Most people like to believe something is or is not true. Great scientists tolerate ambiguity very well. They believe the theory enough to go ahead; they doubt it enough to notice the errors and faults so they can step forward and create the new replacement theory. If you believe too much you'll never notice the flaws; if you doubt too much you won't get started. It requires a lovely balance.
Often the great scientists, by turning the problem around a bit, changed a defect to an asset. For example, many scientists when they found they couldn't do a problem finally began to study why not. They then turned it around the other way and said, "But of course, this is what it is" and got an important result.
Science is composed of laws which were originally based on a small, carefully selected set of observations, often not very accurately measured originally; but the laws have later been found to apply over much wider ranges of observations and much more accurately than the original data justified.
True greatness is when your name is like ampere, watt, and fourier-when it's spelled with a lower case letter.
It is better to do the right problem the wrong way than the wrong problem the right way.
A parable: A man was examining the construction of a cathedral. He asked a stone mason what he was doing chipping the stones, and the mason replied, "I am making stones." He asked a stone carver what he was doing. "I am carving a gargoyle." And so it went, each person said in detail what they were doing. Finally he came to an old woman who was sweeping the ground. She said. "I am helping build a cathedral." ...Most of the time each person is immersed in the details of one special part of the whole and does not think of how what they are doing relates to the larger picture.
Newton said, "If I have seen further than others, it is because I've stood on the shoulders of giants." These days we stand on each other's feet!
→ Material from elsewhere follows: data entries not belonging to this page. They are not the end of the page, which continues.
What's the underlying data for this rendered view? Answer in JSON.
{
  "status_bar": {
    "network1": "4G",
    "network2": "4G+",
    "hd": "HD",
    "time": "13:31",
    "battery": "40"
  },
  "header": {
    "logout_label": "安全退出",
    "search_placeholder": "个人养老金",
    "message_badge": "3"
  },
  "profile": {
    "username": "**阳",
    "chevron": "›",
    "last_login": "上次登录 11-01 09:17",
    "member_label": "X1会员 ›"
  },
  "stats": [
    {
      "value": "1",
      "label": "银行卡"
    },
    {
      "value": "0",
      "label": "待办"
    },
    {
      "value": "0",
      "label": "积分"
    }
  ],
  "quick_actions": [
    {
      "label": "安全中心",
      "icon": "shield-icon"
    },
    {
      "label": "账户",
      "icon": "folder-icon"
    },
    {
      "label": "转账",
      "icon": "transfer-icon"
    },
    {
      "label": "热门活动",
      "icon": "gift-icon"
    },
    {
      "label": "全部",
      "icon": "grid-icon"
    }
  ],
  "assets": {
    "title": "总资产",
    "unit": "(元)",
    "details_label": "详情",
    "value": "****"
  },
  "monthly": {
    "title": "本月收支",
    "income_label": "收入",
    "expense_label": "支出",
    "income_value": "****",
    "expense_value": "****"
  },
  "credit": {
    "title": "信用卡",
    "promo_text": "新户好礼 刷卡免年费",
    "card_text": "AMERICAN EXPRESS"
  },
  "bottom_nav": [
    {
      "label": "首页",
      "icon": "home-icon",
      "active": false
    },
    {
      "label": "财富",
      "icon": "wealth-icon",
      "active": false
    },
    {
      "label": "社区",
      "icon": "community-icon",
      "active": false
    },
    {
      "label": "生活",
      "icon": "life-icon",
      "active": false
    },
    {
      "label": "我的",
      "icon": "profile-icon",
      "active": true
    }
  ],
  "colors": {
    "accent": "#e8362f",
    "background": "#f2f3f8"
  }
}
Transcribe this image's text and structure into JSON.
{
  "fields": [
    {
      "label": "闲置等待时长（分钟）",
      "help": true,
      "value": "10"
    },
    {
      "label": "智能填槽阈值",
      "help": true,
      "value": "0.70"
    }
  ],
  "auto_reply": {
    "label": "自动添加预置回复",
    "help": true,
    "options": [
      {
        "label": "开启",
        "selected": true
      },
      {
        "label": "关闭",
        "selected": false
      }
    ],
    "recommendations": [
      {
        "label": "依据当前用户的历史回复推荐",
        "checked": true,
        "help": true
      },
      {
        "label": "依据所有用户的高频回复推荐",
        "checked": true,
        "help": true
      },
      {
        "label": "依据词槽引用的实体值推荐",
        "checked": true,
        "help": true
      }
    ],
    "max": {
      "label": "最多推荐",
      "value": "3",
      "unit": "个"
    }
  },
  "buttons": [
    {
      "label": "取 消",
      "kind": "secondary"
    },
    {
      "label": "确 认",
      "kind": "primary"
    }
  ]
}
There are wavelengths that people cannot see, there are sounds that people cannot hear, and maybe computers have thoughts that people cannot think.
He who works with the door open gets all kinds of interruptions, but he also occasionally gets clues as to what the world is and what might be important.
Perhaps the central problem we face in all of computer science is how we are to get to the situation where we build on top of the work of others rather than redoing so much of it in a trivially different way.
What you learn from others you can use to follow. What you learn for yourself you can use to lead.
Put glibly: In science if you know what you are doing you should not be doing it. In engineering if you do not know what you are doing you should not be doing it. Of course, you seldom, if ever, see either pure state.
Science is concerned with what is possible while engineering is concerned with choosing, from among the many possible ways, one that meets a number of often poorly stated economic and practical objectives.
It may be said "In research, if you know what you are doing, then you shouldn't be doing it." In a sense, if the answer turns out to be exactly what you expected, then you have learned nothing new, although you may have had your confidence increased somewhat.
Beware of finding what you're looking for. A favorite aphorism he often used.